Mazzarri ha schierato, ancora una volta, il 4-3-3: funziona tutto bene ma è il Benevento a concedere sin troppo, concedendo anche la superiorità numerica agli avversari in seguito all’espulsione di Belec: il portiere del Benevento scalcia di frustrazione Niang e l’arbitro lo caccia. Spazio a Brignoli, protagonista del gol che ha regalato il pareggio alla sua squadra nella gara contro il Milan e il primo punto in Serie A per il Benevento. MA la strada rimane in salita per le Streghe che non riescono mai ad entrare in partita.

IL RITORNO DEL GALLO – Dopo 32 giorni di stop torna in campo Andrea Belotti.

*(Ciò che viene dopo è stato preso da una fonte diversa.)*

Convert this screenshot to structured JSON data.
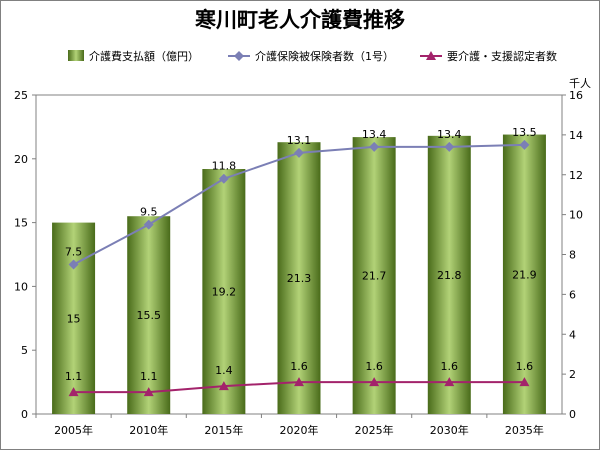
{
  "chart_data": {
    "type": "bar+line",
    "title": "寒川町老人介護費推移",
    "categories": [
      "2005年",
      "2010年",
      "2015年",
      "2020年",
      "2025年",
      "2030年",
      "2035年"
    ],
    "series": [
      {
        "name": "介護費支払額（億円）",
        "type": "bar",
        "axis": "left",
        "values": [
          15,
          15.5,
          19.2,
          21.3,
          21.7,
          21.8,
          21.9
        ],
        "color": "#6f9a2f"
      },
      {
        "name": "介護保険被保険者数（1号）",
        "type": "line",
        "axis": "right",
        "values": [
          7.5,
          9.5,
          11.8,
          13.1,
          13.4,
          13.4,
          13.5
        ],
        "color": "#7b7fb5",
        "marker": "diamond"
      },
      {
        "name": "要介護・支援認定者数",
        "type": "line",
        "axis": "right",
        "values": [
          1.1,
          1.1,
          1.4,
          1.6,
          1.6,
          1.6,
          1.6
        ],
        "color": "#a3236b",
        "marker": "triangle"
      }
    ],
    "y_left": {
      "min": 0,
      "max": 25,
      "ticks": [
        "0",
        "5",
        "10",
        "15",
        "20",
        "25"
      ]
    },
    "y_right": {
      "min": 0,
      "max": 16,
      "label": "千人",
      "ticks": [
        "0",
        "2",
        "4",
        "6",
        "8",
        "10",
        "12",
        "14",
        "16"
      ]
    },
    "grid": false,
    "legend_position": "top"
  }
}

Il bomber del Toro e della Nazionale rileva, al netto del gol, un pessimo Niang e accende i tifosi, ma la sua partenza è molto lenta: incide poco in una partita che regala pochissime emozioni. Da segnalare un tiro alle stelle di Baselli a tu per tu con Brignoli, poi il nulla. Si è trattato comunque quasi un allenamento per il Toro che trova i tre punti e aggancia saldamente la parte destra della classifica. I sogni europei, al momento, non sono poi così assurdi.